I had this exact thing happen. My uber-fertile friend told me she was trying for #3 when I was a year and a half along in my struggle. She knew it would hurt me to find out after the fact. I appreciated that and asked her to tell me the news, when she got pregnant, in an email so that I could process it privately. And I didn't want to hear it from our other friends. She got pregnant the first month of trying (of course), and did let me know in an email. It stung, but in about a week, I was able to congratulate her. I think your friend should tell her friend that she is going to try. Nothing sucks more than a surprise pregnancy in your midst.

Sara said...

I always appreciated it when people told me that they were ttc. It still hurt for a second when they got their bfp, but at least I knew that the good news didn't just fall on them from the sky, if that makes any sense.
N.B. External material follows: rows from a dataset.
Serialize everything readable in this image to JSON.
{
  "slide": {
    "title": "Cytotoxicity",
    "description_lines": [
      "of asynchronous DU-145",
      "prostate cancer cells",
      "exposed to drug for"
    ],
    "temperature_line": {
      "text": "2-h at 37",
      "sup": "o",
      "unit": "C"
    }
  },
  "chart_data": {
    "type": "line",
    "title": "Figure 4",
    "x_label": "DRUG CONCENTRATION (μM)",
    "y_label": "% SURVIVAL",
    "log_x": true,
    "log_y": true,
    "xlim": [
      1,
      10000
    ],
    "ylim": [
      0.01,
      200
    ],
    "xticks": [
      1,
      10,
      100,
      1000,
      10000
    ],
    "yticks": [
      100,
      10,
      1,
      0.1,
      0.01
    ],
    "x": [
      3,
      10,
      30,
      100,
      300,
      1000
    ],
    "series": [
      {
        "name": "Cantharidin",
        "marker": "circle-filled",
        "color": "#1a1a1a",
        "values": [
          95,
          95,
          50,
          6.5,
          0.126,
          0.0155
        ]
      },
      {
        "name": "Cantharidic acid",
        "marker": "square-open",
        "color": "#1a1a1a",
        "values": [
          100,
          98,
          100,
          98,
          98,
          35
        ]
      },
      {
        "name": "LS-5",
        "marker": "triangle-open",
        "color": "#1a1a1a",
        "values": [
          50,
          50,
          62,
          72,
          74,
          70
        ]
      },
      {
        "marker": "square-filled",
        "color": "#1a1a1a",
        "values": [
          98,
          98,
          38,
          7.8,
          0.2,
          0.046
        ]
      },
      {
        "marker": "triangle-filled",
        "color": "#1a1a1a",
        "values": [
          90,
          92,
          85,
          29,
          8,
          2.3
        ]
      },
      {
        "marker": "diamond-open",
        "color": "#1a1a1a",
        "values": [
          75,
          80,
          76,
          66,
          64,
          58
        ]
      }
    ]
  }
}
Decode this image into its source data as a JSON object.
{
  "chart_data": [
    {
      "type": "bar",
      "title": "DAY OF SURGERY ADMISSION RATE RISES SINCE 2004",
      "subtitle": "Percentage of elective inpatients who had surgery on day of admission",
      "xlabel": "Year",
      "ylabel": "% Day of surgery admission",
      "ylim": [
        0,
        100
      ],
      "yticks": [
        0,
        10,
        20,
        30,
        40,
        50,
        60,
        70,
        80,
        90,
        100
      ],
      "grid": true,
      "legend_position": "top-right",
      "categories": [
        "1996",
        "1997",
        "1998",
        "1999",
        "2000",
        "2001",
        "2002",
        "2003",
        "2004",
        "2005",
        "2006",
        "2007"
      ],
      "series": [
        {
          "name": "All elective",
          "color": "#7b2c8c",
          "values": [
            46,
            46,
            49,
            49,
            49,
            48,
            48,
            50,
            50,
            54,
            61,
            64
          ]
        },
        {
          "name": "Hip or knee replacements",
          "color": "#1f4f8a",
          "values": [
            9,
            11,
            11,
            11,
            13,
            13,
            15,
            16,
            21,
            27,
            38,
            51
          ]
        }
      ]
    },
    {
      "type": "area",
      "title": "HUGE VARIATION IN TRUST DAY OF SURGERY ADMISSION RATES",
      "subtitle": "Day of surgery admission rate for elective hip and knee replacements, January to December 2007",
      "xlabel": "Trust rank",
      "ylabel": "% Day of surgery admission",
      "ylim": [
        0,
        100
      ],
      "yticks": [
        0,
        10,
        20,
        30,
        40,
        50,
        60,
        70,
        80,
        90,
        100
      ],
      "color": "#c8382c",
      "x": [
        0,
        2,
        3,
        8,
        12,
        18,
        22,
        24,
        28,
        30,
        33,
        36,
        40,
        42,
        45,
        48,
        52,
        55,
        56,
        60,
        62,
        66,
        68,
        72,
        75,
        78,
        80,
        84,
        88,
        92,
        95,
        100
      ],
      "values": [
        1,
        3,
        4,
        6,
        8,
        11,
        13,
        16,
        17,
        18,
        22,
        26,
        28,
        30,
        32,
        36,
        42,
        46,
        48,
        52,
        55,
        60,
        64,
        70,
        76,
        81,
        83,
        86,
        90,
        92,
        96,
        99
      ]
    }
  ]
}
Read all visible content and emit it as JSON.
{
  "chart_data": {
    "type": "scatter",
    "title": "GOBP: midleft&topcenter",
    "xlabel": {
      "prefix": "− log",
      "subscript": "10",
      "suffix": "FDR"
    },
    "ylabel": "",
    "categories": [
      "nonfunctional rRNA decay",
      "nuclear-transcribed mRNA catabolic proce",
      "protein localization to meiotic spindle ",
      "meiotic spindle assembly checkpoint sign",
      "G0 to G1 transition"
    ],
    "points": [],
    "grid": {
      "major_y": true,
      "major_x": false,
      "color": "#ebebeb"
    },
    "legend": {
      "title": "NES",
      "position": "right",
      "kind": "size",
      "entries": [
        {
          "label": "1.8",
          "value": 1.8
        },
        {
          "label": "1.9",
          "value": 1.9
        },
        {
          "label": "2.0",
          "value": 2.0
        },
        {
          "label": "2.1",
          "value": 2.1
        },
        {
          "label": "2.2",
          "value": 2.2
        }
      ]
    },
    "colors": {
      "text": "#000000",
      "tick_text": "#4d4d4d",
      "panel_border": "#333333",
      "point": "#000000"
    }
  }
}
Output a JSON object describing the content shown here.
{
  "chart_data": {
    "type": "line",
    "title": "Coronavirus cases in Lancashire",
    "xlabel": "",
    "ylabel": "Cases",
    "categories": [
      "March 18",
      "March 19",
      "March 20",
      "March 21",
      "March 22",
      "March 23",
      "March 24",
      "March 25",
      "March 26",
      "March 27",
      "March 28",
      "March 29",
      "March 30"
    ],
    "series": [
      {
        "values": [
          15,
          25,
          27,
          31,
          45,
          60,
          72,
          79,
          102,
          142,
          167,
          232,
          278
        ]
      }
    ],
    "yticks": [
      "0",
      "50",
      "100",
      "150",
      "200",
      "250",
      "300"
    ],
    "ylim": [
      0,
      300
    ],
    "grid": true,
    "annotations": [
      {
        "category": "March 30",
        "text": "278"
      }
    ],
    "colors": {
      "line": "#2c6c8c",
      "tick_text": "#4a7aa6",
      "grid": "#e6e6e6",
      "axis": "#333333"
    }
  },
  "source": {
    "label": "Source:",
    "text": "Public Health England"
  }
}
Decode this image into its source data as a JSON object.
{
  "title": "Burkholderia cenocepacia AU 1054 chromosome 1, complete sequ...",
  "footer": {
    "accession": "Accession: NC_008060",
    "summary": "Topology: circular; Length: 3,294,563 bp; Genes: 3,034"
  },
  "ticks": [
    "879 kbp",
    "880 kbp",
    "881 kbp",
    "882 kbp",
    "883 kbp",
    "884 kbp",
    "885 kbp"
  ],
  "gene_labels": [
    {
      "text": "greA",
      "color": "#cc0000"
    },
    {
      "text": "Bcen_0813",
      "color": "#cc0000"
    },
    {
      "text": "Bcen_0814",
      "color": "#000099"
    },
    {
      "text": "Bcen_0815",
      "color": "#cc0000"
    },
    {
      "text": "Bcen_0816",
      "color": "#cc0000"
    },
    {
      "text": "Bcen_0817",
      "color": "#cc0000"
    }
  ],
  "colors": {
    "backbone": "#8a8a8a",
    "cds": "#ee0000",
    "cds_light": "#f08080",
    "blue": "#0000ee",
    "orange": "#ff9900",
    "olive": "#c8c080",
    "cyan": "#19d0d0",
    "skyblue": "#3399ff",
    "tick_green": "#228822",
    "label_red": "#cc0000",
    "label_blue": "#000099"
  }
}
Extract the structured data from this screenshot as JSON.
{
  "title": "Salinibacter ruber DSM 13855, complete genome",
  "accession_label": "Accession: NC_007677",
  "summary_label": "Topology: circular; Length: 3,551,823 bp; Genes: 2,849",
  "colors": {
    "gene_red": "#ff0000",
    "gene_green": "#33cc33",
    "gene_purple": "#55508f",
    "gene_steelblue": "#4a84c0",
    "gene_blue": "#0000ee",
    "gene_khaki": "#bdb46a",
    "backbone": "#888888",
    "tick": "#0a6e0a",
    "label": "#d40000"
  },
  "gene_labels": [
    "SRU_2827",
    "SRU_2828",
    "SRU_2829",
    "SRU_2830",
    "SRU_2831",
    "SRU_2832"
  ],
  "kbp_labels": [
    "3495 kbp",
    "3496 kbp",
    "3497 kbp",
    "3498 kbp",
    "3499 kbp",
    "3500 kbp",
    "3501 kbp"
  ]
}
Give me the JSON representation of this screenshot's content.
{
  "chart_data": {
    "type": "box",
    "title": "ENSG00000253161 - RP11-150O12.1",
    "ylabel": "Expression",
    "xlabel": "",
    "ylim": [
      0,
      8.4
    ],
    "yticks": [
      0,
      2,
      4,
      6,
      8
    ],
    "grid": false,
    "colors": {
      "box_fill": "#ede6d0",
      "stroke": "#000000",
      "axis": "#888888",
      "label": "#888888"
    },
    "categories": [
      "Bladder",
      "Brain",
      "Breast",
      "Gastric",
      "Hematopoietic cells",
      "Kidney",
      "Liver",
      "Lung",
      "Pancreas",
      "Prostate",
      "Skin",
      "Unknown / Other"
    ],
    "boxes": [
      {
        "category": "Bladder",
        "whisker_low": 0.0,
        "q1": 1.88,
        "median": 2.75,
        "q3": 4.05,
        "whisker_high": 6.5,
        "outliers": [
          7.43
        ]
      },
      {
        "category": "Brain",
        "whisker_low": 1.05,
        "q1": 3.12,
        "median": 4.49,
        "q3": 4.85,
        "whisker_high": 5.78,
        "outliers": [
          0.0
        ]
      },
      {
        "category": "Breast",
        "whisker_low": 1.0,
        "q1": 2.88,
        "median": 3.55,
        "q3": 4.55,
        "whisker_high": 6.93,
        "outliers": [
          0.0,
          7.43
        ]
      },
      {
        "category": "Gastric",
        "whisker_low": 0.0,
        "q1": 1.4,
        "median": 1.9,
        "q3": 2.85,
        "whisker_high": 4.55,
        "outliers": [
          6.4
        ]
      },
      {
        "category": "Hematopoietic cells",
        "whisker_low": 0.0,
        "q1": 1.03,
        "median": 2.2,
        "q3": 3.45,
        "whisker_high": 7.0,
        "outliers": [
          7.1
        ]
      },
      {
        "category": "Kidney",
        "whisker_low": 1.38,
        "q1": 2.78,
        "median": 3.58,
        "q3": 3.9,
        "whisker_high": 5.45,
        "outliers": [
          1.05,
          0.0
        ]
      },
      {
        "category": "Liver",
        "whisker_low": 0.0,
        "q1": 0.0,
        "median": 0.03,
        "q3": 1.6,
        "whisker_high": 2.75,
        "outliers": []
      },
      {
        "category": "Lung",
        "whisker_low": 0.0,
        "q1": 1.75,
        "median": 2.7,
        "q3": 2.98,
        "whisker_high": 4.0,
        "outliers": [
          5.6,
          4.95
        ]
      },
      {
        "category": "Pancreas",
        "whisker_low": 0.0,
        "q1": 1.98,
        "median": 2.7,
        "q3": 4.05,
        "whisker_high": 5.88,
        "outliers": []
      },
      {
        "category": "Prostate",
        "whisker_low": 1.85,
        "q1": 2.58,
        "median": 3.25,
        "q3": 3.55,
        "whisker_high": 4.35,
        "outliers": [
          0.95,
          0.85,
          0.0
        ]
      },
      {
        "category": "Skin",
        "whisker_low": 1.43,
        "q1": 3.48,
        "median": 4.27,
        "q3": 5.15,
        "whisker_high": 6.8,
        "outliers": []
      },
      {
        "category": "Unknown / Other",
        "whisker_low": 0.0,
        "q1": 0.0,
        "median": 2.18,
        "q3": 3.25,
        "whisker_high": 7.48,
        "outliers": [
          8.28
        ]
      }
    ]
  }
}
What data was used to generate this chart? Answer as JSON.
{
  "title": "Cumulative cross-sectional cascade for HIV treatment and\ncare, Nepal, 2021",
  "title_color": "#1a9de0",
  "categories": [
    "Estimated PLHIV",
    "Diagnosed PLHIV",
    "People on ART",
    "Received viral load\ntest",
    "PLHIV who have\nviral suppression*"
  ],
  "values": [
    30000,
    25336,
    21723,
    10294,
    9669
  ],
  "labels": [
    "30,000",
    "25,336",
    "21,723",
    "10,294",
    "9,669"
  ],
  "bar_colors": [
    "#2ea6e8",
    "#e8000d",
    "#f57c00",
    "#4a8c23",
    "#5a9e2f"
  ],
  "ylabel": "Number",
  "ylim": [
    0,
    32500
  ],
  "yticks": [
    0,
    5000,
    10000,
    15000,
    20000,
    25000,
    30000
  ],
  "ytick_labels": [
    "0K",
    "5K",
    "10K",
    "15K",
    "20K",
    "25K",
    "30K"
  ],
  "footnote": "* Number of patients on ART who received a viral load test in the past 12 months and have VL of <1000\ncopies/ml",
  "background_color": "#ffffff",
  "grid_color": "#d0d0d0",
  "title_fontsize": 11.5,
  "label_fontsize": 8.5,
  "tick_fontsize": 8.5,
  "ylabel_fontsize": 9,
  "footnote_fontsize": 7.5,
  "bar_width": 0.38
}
At the same time, I suggest that she try to avoid giving a time frame. I think it's better to use the approach that Rachel suggested ("we've been thinking about having another baby for a while now"), rather than saying "we started trying yesterday." That way, the infertile won't be tortured with exact knowledge of how many(or rather, how few) months it took.

Really, though, I think that the most important thing for me in dealing with my fertile friends was having them acknowledge that their pregnancy announcement might hurt me in some way. That validation of my feelings helped me to put them aside and to be happy for my friend right away. It seems petty, but it made a real difference to me to know that they realized that it was unfair and really sucked for me.

Sticky Bun said...

For me, the worst thing one of my infertile friends did was hide from me that she was pregnant. Then when she did tell me, I was so ticked and hurt. Sure, it would have hurt to hear she got pregnant so easily, but I would have been hurt by the situation. Instead, by hiding the news from me (to protect herself, really), SHE hurt me. Not just the situation. So, I think I would agree with you. The only thing to do it to just be open about it--about trying, and about whatever happens. Sensitive, to be sure, but open.

Busted said...

Here via NCLM.

This is a hard one. As much as I hate to admit it, I feel like no matter how they approached it, told me, I'd still be bitter and upset. Although, thinking of my most supportive and fertile friends, I think if they told me before they started trying, expressed it in a way that they understood it might be difficult or upsetting to me, that would help.

I would definitely tell her NOT to say anything like "It will happen for you too," or "Maybe we'll be pregnant together"...I hate when people say that to me. I'm allowed to have hope for myself - others aren't, because then I feel like I'm disappointing others and not meeting expectations.

Anonymous said...

My brother lied to me about being in the process of working on #2 (when in fact #2 was already on the way), and it made me furious. He doesn't know about our infertility, only that it seems to take us a while to get pregnant.

I'm in the "be open about it" camp. Not tactless, but honest. I can't imagine any infertile begrudging a fertile friend if she's as compassionate as she sounds.

twirl said...

I wouldn't be hurt/offended if someone didn't tell me that she was trying, but I would be hurt if she got pg and then didn't tell me in order to protect my feelings. But that's just me.

I like what furrow said too though about the heads-up.

Either way, I think the important part is that the fertile friend is 1) being honest and 2) placing the importance on the infertile friend's feelings, whatever they may be.